Asked why he chose Shakespeare's tragedies to make his signature films, the filmmaker said that while Maqbool was an accident, the other two films were his attempt to complete the trilogy.

Vishal Bhardwaj
Vishal Bhardwaj

"For my second film, I was looking for a story when I decided to make Omkara and finally there was a pressure to make the third of the trilogy. Haider was a difficult film for me. I had to ensure that the film matches up to the first two films and at the same time, I wanted to make a film in Kashmir against the backdrop of conflict," he said.

Next on Bhardwaj's wishlist is a trilogy of Shakespeare's comedies, but there is nothing on the horizon as of now.

Asked whether the legacy of filmmakers like Satyajit Ray was now lost, Bhardwaj said that was not true as a generation of filmmakers have emerged watching his films and many different kinds of films are being made. He further appealed to the maestro's son Sandip Ray to part with the rights of the filmmaker's works so that others can make films on his stories.

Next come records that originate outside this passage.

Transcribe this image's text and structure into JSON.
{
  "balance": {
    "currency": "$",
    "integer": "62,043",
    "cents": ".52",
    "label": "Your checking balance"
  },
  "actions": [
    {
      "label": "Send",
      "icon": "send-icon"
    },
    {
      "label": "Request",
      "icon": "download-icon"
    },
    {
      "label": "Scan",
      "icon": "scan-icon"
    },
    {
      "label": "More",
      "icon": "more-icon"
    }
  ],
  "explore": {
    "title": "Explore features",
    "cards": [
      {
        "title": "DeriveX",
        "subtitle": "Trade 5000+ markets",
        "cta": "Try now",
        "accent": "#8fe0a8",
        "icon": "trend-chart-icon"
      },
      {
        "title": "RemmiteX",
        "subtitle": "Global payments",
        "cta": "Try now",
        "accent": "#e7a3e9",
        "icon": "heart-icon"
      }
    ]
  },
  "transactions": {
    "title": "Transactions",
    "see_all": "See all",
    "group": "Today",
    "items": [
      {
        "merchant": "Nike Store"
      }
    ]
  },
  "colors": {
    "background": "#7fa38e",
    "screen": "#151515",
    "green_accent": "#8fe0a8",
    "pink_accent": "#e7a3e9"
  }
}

"Ray was a master storyteller and many of his stories can be made into great films," he added.

The director, who made his debut with the children's film Makdee (2002) and went on to make The Blue Umbrella (2005) regretted that not many films were being made exclusively for children.

"There is hardly any creative effort on the part of adults to make films for children and even films made by the Children's Film Society of India are not commercially viable," he said. "This must change and we as members of the society must ensure that more such films are made and children get to see these in cinema halls," Bharadwaj said.